Tarzan fugueur

Fugue

(c) Christophe RAYNAUD DE LAGE

(c) Christophe RAYNAUD DE LAGE

A l’instar de la figue, qui peut à l’occasion être mi-raisin, la fugue est un art aux visages multiples. Musicalement, elle permet la superposition de plusieurs voix d’importances égales qui se répondent à partir d’un sujet identique. Au théâtre, le genre était à inventer. La tentative de Samuel Achache, moins rigoureux que Bach mais nettement plus hilarant, pourrait se résumer comme suit.

En partant d’une situation donnée, si possible totalement loufoque (comme une mission scientifique en Antarctique), chaque scène répond à celle qui précède en utilisant TOUS les moyens du bord de CHACUN des comédiens-musiciens, convoqués ensemble et en solos. Leur virtuosité musicale, d’accord, mais aussi l’intégralité de leurs réserves de créativité délirante, leurs clowns les plus implacablement timbrés, leurs obsessions grotesques et tous ces talents cachés qui auraient dû le rester jusqu’à la tombe.

La scène de travaux pratiques détaillant l’art de confectionner un maillot de bain avec du ruban adhésif pour gagner une compétition de natation en solitaire dans une baignoire en est un exemple éclatant. Comment ne pas y voir une forme de fugue, puisqu’il n’aura échappé à personne qu’il s’agit là d’une réponse au “Tarzan” de Johnny Weissmuller, magnifiquement transposé à la banquise de notre temps ?

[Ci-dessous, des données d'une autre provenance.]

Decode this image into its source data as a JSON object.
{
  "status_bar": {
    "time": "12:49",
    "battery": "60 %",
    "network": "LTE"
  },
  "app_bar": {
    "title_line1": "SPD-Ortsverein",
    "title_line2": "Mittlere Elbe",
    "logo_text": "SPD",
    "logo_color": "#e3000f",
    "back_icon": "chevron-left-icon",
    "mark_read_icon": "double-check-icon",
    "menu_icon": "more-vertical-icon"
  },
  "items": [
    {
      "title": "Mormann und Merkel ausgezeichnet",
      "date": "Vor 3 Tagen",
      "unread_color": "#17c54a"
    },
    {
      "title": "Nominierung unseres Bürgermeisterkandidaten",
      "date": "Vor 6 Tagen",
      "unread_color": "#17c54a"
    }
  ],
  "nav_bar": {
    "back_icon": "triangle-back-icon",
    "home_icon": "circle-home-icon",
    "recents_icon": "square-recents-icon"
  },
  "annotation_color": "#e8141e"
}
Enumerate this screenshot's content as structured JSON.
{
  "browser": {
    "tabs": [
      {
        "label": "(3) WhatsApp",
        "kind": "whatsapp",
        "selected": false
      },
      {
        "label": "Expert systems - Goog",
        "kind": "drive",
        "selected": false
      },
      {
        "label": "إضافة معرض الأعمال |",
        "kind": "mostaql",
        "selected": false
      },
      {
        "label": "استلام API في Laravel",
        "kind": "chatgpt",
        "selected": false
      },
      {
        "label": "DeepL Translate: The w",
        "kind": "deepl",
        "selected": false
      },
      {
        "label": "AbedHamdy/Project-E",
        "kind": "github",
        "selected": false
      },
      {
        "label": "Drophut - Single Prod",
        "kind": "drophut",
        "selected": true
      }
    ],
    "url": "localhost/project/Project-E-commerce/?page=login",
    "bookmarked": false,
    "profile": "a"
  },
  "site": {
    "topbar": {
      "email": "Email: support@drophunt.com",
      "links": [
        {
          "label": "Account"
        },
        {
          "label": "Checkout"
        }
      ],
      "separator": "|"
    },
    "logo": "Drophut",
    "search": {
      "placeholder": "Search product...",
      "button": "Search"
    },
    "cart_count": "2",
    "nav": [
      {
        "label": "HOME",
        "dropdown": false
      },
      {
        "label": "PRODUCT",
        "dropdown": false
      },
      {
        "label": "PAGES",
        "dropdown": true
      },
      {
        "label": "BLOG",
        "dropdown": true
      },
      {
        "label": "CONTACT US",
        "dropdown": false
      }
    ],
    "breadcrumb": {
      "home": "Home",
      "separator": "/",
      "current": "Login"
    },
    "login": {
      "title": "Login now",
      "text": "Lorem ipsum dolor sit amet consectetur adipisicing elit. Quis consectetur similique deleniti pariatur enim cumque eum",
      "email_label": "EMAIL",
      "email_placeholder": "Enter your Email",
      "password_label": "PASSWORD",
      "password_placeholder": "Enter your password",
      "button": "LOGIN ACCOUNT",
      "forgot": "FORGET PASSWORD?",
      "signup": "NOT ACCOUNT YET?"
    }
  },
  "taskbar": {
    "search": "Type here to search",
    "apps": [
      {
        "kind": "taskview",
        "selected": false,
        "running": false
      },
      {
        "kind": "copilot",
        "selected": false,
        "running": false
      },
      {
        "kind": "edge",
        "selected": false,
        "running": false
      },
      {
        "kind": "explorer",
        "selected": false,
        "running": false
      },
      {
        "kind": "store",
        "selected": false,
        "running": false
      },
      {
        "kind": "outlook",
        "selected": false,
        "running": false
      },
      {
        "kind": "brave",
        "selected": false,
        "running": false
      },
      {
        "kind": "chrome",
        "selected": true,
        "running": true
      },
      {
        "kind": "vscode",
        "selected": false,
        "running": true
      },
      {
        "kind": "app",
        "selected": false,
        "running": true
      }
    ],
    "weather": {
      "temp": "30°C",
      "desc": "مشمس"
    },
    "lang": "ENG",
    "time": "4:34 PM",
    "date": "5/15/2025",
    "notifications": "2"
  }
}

Enfin, preuve est faite que fugue et évolution ne sont pas antinomiques. Mieux que Tarzan, qui passait du discours au cri primal pour exprimer l’indicible et habiller les transitions, nos aventuriers du pôle sud, eux, prolongent plus subtilement les mots en musique et en chants. Et si on ne peut enlever à Tarzan son grand OUI à l’appel de la nature, il restait plus sommaire que ce grand OUI à l’improvisation créatrice minutieusement retravaillée et maîtrisée par des comédiens de grand talent.